Citizens for Responsibility and Ethics in Washington, a liberal-leaning nonprofit group, also asked the committee to put off a vote on the Gonzales nomination today until the "matter is cleared up."
The group says Gonzales misstated facts to the Senate committee about a 1996 incident in which he, as the governor's counsel, got Bush excused from jury duty on a drunken driving case to avoid making public acknowledgment of his own DWI conviction.
Gonzales' version of his role differs sharply from another recollection of events reported by Newsweek.
Melanie Sloan, head of Citizens for Responsibility and Ethics in Washington, said the contrast between the two versions of events "is enough to require the State Bar of Texas to investigate the matter."

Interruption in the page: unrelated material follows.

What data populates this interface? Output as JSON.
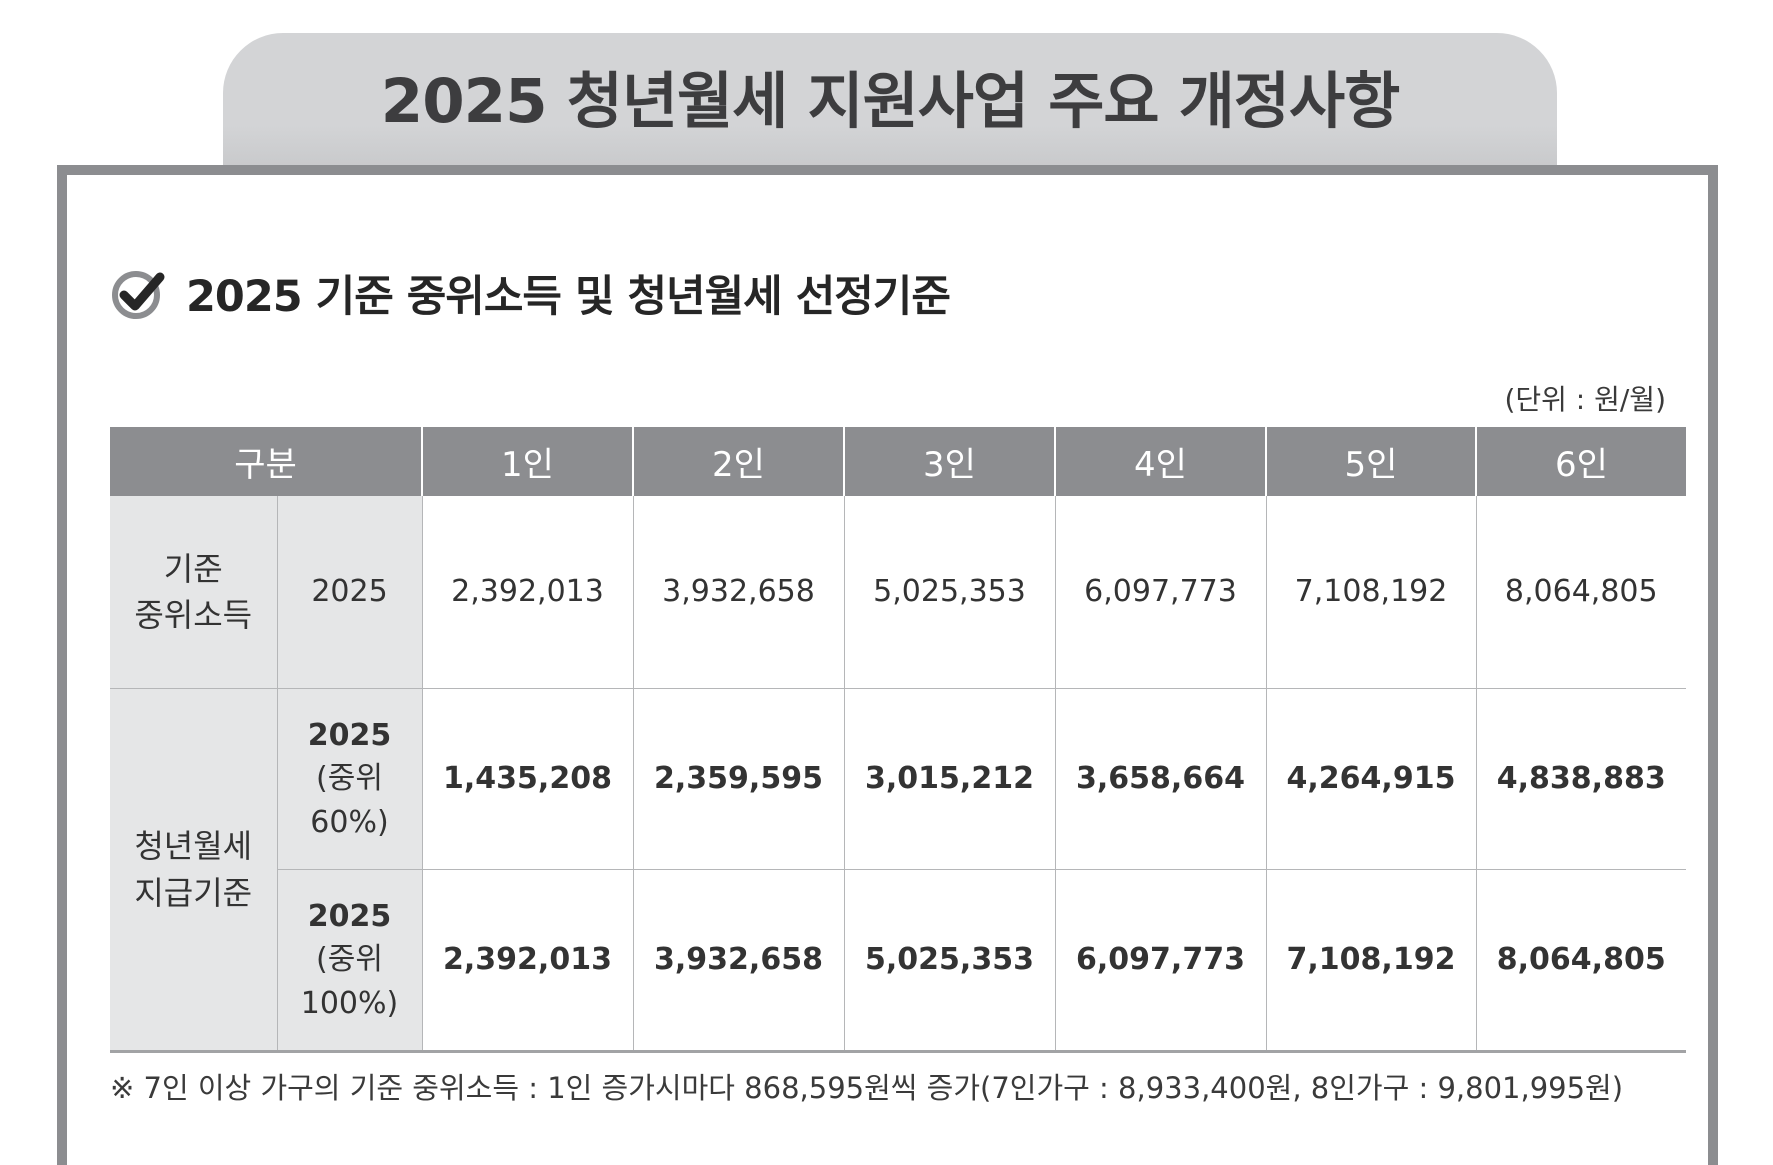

"Violations of the bar can lead to disbarment," she said.
Kim Davey, a State Bar of Texas spokeswoman, said she could "neither confirm nor deny receiving a complaint" from the watchdog group.
The Senate Judiciary Committee is scheduled to meet today on the nomination.
Bush's DWI conviction in Maine in the mid 1970s became an issue late in the 2000 presidential race when a television reporter broke the story on the decades-old conviction.
Bush avoided jury duty in 1996 with help from Gonzales who kept him from answering a prospective juror form that would have forced acknowledgement of the conviction.
Gonzales argued that since the governor might be asked to grant clemency, the potential conflict should excuse Bush from jury duty.
The Newsweek story quotes a defense lawyer, a judge and a prosecutor who claim Gonzales sought an off-the-record conference in the judge's chambers. Judge David Crain then agreed to a motion to strike Bush from the jury, as sought by the defense lawyer.